Liu Fen, Shang Yun-Xiao
Department of Pediatrics, Shengjing Hospital of China Medical University, Shenyang, China.
Department of Pediatrics, Shengjing Hospital of China Medical University, Shenyang, China.
Int Immunopharmacol. 2020 Mar 3;82:106333. doi: 10.1016/j.intimp.2020.106333.
Allergic asthma is a chronic inflammatory airway disease involving airway remodeling. The histone deacetylase sirtuin6 (SIRT6) has protective effects in cardiac and liver fibrosis; however, its role in airway remodeling is unclear. In this study, we investigated the expression of SIRT6 in a rat model of airway remodeling and observed its effects on the epithelial-mesenchymal transition (EMT) in human bronchial epithelial 16HBE cells. Sprague-Dawley rats were sensitized and challenged with ovalbumin to induce airway remodeling or with phosphate-buffered saline as a control for different periods. Morphological changes, cell counts in the bronchoalveolar lavage fluid, and SIRT6 expression were assessed. 16HBE cells were transfected with plasmids to silence or overexpress SIRT6. Western blotting, quantitative polymerase chain reaction, Transwell assays, and cell proliferation assays were performed to examine the transforming growth factor (TGF)-β1-induced changes in EMT indicators and EMT-related cell behaviors. SIRT6 expression was upregulated in bronchial epithelial cells from rats with airway remodeling and in TGF-β1-treated 16HBE cells. SIRT6 overexpression affected TGF-β1-induced changes in EMT markers and EMT-like cell behaviors. In particular, SIRT6 overexpression alleviated the reduction in E-cadherin and the increases in N-cadherin, vimentin, alpha-smooth muscle actin, and metalloproteinase-9 levels in TGF-β1-treated 16HBE cells. Forced expression of SIRT6 also decreased the rates of cell migration and proliferation, reduced activation of phosphorylated Smad3 induced by TGF-β1 treatment, suppressed the acetylation level at histone H3K9, and inhibited the transcriptional activity of the c-Jun promotor.
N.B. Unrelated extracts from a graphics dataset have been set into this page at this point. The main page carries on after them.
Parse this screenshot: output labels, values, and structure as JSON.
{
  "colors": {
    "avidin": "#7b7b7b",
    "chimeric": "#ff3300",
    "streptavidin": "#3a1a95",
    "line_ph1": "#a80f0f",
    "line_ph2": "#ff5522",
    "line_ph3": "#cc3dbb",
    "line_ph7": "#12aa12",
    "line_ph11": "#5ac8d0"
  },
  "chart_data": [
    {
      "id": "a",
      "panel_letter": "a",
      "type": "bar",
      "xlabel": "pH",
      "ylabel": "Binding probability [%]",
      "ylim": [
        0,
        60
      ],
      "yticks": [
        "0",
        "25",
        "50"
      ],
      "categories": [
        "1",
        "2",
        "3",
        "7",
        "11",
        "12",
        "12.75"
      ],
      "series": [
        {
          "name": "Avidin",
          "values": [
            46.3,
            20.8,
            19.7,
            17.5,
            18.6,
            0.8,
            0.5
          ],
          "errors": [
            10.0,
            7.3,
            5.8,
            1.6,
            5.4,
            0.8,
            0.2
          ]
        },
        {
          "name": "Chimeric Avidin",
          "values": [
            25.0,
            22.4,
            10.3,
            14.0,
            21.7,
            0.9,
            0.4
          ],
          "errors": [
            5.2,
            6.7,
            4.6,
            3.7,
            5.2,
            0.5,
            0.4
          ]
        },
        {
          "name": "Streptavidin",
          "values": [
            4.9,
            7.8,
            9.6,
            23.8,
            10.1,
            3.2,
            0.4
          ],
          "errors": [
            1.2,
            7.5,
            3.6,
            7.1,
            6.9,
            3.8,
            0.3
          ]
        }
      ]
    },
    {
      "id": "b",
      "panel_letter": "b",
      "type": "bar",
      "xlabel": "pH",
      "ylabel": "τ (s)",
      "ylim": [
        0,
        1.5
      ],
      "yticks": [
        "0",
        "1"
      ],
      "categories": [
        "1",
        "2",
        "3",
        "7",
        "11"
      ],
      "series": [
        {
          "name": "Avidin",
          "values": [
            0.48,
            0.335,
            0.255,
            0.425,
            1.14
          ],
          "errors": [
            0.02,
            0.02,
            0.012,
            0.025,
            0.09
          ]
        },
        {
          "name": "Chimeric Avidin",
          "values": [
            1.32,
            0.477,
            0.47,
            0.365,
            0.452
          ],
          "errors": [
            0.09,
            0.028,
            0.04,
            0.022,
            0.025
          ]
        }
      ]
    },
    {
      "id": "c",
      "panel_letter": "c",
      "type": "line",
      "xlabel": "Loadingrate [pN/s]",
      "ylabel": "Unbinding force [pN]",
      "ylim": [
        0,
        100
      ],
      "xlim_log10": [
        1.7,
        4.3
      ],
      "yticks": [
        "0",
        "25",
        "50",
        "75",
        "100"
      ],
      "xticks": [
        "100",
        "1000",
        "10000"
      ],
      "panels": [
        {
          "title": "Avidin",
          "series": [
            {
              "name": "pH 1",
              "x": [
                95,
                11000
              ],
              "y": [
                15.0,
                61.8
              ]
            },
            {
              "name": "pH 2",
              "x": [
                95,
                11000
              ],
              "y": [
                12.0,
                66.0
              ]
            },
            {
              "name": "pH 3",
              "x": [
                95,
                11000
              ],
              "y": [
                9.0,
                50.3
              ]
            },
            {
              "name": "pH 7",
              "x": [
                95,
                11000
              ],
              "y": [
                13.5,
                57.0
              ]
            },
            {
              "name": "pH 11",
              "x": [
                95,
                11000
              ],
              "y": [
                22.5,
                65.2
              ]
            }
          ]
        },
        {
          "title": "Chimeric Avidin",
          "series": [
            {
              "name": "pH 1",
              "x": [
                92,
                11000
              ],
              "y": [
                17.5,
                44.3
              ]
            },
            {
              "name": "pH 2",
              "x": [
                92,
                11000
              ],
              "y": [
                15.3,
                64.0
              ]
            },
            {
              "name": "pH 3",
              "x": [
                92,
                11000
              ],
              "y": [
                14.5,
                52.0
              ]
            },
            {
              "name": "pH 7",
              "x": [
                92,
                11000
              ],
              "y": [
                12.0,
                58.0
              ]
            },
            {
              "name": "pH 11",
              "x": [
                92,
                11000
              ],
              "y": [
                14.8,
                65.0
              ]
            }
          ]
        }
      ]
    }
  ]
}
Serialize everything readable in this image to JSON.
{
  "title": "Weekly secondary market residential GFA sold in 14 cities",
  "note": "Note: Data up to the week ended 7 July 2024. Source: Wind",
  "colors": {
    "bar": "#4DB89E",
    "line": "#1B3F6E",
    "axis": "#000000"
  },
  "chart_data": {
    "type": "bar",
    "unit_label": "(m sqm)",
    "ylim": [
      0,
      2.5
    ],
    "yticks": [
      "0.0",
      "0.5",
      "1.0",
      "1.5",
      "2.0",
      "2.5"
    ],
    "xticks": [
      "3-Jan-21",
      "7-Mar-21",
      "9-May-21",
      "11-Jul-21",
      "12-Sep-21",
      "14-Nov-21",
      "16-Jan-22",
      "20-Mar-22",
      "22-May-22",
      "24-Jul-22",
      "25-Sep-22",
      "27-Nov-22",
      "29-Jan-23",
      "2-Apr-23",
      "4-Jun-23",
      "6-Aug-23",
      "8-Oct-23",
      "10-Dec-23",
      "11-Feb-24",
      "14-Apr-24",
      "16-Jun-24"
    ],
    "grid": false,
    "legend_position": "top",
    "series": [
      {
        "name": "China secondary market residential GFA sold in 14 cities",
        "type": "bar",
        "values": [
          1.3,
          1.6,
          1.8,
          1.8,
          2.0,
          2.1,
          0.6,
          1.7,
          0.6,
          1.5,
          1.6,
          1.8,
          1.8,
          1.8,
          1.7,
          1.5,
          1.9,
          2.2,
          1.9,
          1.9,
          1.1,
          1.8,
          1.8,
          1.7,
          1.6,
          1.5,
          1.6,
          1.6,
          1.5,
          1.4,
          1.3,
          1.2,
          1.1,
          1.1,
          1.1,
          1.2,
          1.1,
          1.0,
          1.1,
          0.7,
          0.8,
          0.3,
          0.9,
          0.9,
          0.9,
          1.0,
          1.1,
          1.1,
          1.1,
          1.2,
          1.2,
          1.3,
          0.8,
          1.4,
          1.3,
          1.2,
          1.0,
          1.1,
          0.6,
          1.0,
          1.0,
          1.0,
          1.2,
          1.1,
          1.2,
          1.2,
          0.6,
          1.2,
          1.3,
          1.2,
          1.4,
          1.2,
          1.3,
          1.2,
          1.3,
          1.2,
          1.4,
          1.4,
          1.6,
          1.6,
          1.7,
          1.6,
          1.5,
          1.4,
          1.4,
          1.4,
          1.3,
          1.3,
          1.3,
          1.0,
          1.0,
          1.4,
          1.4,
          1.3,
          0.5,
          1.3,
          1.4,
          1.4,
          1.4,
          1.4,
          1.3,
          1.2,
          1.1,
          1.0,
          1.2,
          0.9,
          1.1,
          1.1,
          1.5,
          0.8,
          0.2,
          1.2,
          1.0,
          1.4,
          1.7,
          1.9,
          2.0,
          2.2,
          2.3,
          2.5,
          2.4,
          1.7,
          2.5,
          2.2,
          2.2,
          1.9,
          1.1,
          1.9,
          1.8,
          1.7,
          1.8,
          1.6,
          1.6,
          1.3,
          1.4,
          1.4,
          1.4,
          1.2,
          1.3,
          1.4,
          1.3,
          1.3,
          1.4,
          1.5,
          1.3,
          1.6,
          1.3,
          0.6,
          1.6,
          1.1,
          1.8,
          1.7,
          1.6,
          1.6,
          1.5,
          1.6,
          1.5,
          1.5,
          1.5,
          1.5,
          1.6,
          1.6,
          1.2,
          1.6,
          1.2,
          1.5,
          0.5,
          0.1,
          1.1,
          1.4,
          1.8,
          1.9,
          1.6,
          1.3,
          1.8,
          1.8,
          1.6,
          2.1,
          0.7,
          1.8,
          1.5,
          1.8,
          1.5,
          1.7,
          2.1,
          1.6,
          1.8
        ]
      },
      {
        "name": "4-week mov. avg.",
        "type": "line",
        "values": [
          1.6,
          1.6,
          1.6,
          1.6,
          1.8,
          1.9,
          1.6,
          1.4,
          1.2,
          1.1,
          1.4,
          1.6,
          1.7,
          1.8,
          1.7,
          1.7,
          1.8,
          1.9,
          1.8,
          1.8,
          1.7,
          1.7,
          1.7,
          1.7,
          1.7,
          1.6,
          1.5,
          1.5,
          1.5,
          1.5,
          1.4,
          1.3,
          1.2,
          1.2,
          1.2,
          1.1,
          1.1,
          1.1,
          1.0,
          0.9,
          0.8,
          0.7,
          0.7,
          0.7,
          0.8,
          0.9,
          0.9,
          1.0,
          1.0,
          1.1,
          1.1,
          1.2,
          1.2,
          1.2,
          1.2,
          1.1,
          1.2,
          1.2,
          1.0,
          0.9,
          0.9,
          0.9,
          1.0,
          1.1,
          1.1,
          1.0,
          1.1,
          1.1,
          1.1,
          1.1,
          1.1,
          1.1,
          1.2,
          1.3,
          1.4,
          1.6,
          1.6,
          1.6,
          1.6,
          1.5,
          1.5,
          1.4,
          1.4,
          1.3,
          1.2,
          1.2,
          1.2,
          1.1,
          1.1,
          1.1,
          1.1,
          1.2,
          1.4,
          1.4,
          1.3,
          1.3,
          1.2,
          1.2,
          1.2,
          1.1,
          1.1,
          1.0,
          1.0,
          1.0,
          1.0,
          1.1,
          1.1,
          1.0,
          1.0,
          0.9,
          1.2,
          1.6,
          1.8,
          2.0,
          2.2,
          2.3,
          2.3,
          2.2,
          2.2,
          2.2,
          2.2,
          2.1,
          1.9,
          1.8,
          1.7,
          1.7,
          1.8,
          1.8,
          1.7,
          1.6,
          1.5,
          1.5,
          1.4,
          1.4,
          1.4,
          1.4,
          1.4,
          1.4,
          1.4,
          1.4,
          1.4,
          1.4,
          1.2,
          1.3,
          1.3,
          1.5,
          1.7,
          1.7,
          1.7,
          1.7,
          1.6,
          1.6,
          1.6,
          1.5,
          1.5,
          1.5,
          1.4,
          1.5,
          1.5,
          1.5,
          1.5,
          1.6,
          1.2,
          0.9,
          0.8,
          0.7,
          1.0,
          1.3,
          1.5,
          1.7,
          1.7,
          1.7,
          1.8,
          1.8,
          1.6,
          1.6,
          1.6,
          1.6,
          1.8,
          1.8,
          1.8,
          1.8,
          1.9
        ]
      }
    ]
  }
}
These results suggested that SIRT6 expression is upregulated during airway remodeling and modulates EMT in bronchial epithelial cells targeting Smad3 and c-Jun, highlighting a new therapeutic candidate for improving airway remodeling in asthma.
过敏性哮喘是一种涉及气道重塑的慢性炎症性气道疾病。组蛋白去乙酰化酶沉默调节蛋白6(SIRT6)在心脏和肝纤维化中具有保护作用;然而,其在气道重塑中的作用尚不清楚。在本研究中,我们调查了SIRT6在气道重塑大鼠模型中的表达,并观察了其对人支气管上皮16HBE细胞上皮-间质转化(EMT)的影响。将Sprague-Dawley大鼠用卵清蛋白致敏并激发以诱导气道重塑,或用磷酸盐缓冲盐水作为不同时期的对照。评估形态学变化、支气管肺泡灌洗液中的细胞计数和SIRT6表达。用质粒转染16HBE细胞以沉默或过表达SIRT6。进行蛋白质免疫印迹法、定量聚合酶链反应、Transwell试验和细胞增殖试验,以检测转化生长因子(TGF)-β1诱导的EMT指标变化和EMT相关细胞行为。气道重塑大鼠的支气管上皮细胞和TGF-β1处理的16HBE细胞中SIRT6表达上调。SIRT6过表达影响TGF-β1诱导的EMT标志物变化和类EMT细胞行为。特别是,SIRT6过表达减轻了TGF-β1处理的16HBE细胞中E-钙黏蛋白的减少以及N-钙黏蛋白、波形蛋白、α-平滑肌肌动蛋白和金属蛋白酶-9水平的增加。SIRT6的强制表达还降低了细胞迁移和增殖率,降低了TGF-β1处理诱导的磷酸化Smad3的激活,抑制了组蛋白H3K9的乙酰化水平,并抑制了c-Jun启动子的转录活性。这些结果表明,在气道重塑过程中SIRT6表达上调,并通过靶向Smad3和c-Jun调节支气管上皮细胞中的EMT,突出了一种改善哮喘气道重塑的新治疗候选物。